Ce dispositif n’a cependant pas eu le succès escompté puisqu’environ 5 000 mandats seulement ont été mis en œuvre depuis 2009. L’une des explications de cet échec se trouve sans doute dans l’absence de publicité de la mesure, qui peut être inconnue du juge saisi d’une demande de protection du majeur.
C’est pourquoi la loi du 28 décembre 2015 relative à l'adaptation de la société au vieillissement a prévu la mise en place d'un registre spécial aux fins qu'y soient enregistrés les mandats de protection future (MPF), ce qui est désormais prévu à l’article 477-1 du code civil.
Je suis convaincue qu’il faut améliorer les différentes modalités de publicité des mesures de protection.
En pratique, une personne peut ainsi prendre de nombreuses dispositions pour anticiper une incapacité éventuelle : un mandat de protection future pour les décisions sociales affectant l’entreprise qu’elle dirige, des procurations bancaires au bénéfice de son conjoint, la désignation d’un proche en tant que personne de confiance médicale… sans que le juge ait nécessairement connaissance de celles-ci, ce qui peut l’amener, lorsqu’il est saisi aux fins d’ouverture d’une mesure de tutelle, à statuer sans être parfaitement éclairé.
Je vais demander à mes services de me faire des propositions sur ce sujet dans un souci de simplification.
II – J’en viens aux pistes d’amélioration
- Il est nécessaire de repenser le contrôle de la mesure
Il conviendra tout d’abord d’assurer l’efficience du contrôle de la mesure par le juge lorsqu’un tel contrôle est nécessaire.
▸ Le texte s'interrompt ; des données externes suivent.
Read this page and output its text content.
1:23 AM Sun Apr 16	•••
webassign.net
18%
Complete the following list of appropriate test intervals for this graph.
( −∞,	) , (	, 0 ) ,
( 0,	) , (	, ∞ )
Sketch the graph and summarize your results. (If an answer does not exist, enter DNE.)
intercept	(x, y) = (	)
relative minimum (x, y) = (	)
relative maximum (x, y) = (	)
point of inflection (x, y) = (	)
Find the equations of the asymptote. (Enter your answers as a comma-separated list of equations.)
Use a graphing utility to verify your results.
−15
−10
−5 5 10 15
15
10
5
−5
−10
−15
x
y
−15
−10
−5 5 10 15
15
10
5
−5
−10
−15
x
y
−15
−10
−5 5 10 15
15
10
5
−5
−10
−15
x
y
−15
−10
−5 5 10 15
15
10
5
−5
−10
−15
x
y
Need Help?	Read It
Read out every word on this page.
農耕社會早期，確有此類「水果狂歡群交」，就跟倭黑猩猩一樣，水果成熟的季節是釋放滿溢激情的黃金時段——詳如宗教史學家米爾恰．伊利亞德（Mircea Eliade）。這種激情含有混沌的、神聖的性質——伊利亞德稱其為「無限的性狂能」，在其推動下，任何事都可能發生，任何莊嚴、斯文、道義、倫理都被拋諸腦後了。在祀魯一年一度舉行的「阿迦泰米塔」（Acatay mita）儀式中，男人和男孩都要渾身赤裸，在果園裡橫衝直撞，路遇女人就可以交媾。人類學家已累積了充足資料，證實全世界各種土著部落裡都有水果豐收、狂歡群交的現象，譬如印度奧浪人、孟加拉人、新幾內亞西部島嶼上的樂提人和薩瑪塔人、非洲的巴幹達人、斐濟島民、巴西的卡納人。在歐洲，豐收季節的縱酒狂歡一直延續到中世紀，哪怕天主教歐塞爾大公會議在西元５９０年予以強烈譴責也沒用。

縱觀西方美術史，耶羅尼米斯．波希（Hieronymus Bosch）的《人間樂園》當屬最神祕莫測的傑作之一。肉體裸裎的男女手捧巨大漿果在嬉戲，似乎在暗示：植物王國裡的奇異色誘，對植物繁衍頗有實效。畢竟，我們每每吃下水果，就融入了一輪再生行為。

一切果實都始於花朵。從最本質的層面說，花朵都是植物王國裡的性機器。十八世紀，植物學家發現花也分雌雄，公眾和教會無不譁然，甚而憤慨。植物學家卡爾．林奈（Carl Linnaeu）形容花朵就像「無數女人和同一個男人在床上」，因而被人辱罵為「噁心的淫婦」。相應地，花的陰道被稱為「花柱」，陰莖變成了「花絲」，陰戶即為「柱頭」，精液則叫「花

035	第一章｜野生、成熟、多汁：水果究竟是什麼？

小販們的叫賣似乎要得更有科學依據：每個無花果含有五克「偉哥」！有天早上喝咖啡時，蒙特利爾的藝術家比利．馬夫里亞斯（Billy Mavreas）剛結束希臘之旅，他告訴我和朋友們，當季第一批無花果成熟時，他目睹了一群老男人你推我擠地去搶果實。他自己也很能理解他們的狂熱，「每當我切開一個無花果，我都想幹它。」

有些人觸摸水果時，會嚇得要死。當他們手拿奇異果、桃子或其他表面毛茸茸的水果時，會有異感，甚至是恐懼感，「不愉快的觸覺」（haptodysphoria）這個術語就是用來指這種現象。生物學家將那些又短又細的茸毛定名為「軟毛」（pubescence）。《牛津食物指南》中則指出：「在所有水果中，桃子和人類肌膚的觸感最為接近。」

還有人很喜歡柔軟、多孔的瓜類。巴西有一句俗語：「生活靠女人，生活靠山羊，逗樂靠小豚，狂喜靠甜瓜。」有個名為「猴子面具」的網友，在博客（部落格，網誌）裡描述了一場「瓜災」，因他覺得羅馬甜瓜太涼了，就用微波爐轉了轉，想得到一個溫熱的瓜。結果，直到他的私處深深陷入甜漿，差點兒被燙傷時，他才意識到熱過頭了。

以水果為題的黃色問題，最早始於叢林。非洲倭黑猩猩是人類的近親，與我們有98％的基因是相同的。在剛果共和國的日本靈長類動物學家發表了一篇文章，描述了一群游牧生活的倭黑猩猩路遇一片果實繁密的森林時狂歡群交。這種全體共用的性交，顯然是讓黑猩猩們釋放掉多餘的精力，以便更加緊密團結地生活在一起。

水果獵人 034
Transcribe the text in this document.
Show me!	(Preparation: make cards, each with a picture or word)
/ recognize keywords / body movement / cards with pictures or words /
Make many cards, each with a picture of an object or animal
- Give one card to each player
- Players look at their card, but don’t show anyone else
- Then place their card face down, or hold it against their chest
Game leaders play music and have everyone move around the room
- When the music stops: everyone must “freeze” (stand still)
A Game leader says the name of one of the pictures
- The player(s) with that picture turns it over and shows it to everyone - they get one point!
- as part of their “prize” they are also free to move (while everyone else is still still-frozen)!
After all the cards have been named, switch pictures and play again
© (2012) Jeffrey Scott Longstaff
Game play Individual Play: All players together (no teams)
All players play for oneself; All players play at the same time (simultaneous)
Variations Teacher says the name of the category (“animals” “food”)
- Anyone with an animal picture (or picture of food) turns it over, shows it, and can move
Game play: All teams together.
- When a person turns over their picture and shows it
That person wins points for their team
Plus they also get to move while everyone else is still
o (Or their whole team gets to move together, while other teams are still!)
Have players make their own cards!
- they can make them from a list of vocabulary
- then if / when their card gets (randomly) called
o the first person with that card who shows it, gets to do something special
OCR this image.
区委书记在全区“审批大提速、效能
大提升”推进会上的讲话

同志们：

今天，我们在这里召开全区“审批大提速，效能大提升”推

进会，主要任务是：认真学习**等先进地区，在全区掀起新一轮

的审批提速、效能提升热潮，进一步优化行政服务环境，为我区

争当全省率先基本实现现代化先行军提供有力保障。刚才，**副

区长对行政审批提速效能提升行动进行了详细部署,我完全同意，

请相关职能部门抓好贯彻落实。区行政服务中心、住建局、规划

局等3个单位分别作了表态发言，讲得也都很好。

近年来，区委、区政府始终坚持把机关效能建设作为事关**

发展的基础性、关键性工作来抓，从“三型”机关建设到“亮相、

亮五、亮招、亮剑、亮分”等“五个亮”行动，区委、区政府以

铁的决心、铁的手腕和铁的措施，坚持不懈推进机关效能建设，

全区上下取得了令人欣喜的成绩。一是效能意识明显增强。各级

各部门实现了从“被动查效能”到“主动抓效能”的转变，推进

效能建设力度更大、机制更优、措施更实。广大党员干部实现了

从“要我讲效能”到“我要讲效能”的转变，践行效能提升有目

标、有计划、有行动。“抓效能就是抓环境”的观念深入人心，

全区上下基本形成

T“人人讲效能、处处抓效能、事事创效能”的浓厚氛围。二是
Cette réflexion doit être menée en parallèle avec celle portant sur le statut des mandataires judiciaires. En effet, bien que cette profession fasse l’objet de critiques, votre capacité à vous organiser et à réfléchir à l’exercice de votre mission doit être saluée publiquement.
Le ministère de la justice participe actuellement à un groupe de travail piloté par le ministère des solidarités et de la santé en vue d’élaborer un référentiel sur l’éthique et la déontologie des mandataires judiciaires à la protection des majeurs.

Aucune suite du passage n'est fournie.